Sosok Abu Nawas banyak dikenal sebagai penyair jenaka yang cerdik. Karya-karyanya lahir dari pengalaman hidup yang ia jalani. Karya yang ia hasilkan tidak melulu persoalan yang bersifat tradisional, tetapi tentang kehidupan di kota, tentang bagaimana minuman anggur, dan segala syair yang lucu. Karyanya terkumpul dalam judul “Diwan Abi Nuwas”.
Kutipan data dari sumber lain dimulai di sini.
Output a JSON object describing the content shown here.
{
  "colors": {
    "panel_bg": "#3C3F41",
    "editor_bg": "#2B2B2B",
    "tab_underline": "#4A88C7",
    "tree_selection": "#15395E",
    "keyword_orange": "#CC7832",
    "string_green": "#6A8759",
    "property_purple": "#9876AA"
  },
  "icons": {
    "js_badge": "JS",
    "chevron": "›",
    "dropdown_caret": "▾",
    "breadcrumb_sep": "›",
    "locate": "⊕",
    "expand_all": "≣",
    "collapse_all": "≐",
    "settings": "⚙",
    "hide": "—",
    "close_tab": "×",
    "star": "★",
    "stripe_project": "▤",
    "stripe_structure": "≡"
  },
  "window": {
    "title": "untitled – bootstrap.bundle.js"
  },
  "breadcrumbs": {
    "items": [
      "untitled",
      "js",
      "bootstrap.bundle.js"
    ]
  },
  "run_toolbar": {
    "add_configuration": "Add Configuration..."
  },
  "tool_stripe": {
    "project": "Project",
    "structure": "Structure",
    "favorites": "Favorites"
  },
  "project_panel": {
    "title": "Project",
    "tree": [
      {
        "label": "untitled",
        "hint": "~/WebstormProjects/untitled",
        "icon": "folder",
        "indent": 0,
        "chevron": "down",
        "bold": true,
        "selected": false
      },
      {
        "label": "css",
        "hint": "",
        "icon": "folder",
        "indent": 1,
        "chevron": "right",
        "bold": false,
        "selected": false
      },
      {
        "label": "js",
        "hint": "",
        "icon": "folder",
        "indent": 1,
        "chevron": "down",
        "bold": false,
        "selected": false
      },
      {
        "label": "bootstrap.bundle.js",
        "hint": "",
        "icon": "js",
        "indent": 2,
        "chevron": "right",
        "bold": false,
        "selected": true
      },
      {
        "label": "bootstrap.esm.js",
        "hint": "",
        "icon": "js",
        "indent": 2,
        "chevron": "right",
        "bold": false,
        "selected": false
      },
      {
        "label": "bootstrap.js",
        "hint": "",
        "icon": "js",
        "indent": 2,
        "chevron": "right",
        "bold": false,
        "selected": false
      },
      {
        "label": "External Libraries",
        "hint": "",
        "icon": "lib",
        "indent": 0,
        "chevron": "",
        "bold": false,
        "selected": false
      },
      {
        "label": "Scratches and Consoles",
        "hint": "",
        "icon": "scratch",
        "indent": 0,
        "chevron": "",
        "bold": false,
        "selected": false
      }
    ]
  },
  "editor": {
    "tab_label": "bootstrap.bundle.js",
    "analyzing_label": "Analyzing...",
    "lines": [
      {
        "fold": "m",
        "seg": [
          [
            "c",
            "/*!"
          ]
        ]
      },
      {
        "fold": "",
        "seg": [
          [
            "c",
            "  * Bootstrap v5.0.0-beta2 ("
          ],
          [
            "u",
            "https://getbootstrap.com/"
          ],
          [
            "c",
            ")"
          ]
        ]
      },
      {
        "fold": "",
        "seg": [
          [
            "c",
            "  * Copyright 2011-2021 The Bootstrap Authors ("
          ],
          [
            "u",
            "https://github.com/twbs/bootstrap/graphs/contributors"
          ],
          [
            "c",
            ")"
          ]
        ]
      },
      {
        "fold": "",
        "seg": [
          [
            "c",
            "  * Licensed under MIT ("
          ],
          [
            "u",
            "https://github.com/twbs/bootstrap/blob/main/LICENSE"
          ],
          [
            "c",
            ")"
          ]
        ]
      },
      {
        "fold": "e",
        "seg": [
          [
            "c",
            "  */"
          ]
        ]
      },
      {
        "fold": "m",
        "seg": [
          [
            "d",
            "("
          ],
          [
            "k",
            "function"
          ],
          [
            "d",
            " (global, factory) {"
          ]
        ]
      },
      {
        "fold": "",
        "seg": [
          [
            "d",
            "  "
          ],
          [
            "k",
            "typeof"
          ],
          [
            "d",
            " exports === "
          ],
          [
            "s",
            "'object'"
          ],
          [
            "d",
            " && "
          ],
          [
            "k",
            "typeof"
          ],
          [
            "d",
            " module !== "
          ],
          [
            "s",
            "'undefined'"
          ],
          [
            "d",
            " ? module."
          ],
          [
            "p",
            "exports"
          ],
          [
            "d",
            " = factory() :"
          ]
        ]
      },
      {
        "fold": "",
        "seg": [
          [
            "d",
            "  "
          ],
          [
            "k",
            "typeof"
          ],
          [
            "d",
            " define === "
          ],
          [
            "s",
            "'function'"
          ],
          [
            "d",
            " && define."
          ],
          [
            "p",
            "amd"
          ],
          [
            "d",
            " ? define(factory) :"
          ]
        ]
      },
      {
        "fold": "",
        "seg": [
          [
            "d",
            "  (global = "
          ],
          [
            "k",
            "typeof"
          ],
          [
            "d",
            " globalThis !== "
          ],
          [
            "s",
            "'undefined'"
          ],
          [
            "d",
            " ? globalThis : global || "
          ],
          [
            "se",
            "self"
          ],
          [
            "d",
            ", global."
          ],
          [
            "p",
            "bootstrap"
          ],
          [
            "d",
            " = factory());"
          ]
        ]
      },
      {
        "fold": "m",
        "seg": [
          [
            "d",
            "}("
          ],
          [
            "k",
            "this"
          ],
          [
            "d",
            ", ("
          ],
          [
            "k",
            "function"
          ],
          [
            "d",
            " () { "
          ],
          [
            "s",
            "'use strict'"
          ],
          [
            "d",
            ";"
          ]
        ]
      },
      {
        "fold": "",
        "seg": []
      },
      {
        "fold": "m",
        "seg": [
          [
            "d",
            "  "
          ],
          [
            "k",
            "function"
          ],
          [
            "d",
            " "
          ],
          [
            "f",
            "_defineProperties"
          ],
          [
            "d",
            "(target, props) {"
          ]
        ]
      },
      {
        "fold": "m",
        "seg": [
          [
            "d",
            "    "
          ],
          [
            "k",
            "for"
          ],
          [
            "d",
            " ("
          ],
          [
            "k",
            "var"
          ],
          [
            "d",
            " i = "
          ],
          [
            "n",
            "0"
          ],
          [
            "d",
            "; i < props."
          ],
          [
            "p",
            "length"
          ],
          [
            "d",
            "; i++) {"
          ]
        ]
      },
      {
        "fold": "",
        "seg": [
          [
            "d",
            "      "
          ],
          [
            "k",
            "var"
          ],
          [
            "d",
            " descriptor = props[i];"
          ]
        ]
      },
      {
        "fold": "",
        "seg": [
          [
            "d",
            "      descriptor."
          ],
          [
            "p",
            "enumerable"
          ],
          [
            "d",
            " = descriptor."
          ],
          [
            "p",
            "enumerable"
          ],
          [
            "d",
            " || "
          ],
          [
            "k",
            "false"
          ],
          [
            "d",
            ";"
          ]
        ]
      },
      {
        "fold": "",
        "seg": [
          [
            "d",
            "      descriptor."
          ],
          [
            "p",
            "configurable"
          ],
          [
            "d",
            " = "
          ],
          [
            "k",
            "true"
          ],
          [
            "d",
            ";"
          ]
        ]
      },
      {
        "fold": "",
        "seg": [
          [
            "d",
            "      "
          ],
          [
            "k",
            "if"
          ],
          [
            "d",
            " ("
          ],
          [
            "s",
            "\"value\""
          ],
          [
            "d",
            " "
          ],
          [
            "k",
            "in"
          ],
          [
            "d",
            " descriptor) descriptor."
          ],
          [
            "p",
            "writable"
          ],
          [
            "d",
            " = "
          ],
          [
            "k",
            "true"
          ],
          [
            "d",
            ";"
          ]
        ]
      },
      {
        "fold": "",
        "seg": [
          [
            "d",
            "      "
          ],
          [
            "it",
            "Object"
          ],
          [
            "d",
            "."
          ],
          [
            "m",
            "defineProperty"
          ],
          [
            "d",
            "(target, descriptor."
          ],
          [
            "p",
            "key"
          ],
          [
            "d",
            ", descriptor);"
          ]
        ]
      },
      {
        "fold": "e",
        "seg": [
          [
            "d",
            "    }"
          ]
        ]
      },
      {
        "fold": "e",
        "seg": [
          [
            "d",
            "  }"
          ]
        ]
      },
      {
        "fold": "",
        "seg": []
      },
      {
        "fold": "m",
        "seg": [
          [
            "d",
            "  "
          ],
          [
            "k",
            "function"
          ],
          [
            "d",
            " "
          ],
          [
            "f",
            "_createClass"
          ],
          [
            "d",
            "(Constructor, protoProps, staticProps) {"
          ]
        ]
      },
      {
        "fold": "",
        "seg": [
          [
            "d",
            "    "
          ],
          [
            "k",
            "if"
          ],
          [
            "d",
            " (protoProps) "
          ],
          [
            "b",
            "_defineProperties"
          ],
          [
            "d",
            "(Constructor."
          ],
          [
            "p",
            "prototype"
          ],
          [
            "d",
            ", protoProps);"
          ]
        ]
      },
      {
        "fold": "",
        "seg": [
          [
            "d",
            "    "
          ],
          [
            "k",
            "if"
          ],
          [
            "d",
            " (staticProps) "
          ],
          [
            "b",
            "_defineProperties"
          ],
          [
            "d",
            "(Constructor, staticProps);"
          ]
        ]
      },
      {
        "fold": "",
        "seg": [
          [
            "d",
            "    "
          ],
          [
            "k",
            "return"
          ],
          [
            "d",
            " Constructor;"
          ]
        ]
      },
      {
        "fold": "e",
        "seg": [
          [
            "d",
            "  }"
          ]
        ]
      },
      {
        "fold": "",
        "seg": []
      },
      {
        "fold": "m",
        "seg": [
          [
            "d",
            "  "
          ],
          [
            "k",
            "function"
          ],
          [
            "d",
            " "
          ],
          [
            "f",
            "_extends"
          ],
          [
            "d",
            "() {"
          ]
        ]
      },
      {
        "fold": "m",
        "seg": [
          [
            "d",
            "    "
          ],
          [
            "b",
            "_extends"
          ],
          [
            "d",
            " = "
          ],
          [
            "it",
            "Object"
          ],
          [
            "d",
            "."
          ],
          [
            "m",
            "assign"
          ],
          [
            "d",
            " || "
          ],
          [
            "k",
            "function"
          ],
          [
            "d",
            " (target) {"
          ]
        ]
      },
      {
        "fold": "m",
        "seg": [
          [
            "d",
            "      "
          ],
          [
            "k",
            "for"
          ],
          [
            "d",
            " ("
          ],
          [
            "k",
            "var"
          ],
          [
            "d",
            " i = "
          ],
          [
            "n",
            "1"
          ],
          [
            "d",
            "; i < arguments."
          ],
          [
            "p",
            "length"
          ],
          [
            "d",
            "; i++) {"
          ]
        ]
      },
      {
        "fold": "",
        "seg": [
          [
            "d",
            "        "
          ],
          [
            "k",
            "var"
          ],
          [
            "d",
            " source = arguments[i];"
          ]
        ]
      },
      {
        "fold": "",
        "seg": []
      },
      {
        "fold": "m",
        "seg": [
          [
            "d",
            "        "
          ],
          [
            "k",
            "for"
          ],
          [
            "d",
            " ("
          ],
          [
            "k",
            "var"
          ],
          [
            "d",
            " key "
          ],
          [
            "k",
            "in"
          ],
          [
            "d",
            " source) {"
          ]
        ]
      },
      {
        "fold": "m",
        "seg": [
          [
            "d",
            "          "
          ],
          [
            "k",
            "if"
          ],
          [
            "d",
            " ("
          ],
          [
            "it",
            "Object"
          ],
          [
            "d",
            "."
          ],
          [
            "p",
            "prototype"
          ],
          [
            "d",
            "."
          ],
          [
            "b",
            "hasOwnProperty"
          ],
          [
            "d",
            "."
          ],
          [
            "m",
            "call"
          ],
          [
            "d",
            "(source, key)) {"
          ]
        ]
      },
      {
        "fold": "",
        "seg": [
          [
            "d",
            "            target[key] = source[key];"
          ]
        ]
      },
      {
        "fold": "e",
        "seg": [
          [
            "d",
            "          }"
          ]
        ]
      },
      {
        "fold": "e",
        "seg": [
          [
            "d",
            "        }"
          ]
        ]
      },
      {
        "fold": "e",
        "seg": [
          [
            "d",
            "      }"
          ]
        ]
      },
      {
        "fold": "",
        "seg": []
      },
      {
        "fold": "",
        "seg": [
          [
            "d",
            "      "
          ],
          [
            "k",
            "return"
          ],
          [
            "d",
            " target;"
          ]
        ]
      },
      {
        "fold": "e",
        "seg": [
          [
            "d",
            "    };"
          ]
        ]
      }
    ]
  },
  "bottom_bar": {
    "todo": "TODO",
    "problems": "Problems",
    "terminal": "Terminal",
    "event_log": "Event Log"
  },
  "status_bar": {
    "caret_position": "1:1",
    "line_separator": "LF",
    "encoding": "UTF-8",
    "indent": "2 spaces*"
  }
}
Dalam Al-Quran disebutkan tentang kisah penyair jahiliyah. Begini artinya:

“Dan penyair-penyair itu diikuti oleh orang-orang yang sesat. Tidakkah kamu melihat bahwasanya mereka mengembara di tiap- tiap lembah dan bahwasanya mereka suka mengatakan apa yang mereka sendiri tidak mengerjakan(nya)? kecuali orang-orang (penyair-penyair) yang beriman dan beramal saleh dan banyak menyebut Allah dan mendapat kemenangan sesudah menderita kezhaliman. Dan orang-orang yang zhalim itu kelak akan mengetahui ke tempat mana mereka akan kembali.” (QS Asy-Syu’araa’ Ayat 224-227)

hari puisi sedunia

2.      Perjalanan Hidup Abu Nawas

Abu Nawas terlahir dalam keadaan Yatim. Beliau lahir sekitar tahun 747 M di kota Ahvaz, Iran. Setelah itu Abu Nawas dan ibunya pindah ke Basra, Irak. Mulai dari situ Abu Nawas banyak belajar tentang ilmu hadist, sastra Arab, Al-Quran, dan banyak lagi. Abu Nawas juga pergi ke Kuffah untuk menyempurnakan ilmunya tentang kesusastraan Arab.

hari puisi sedunia

Nah, itu tadi sedikit cerita tentang Abu Nawas sebagai sosok penyair pada masa Rasulullah SAW. Hari Puisi Sedunia juga diperingati sebagai apresiasi kepada para seniman dan penyair agar karya mereka tetap abadi.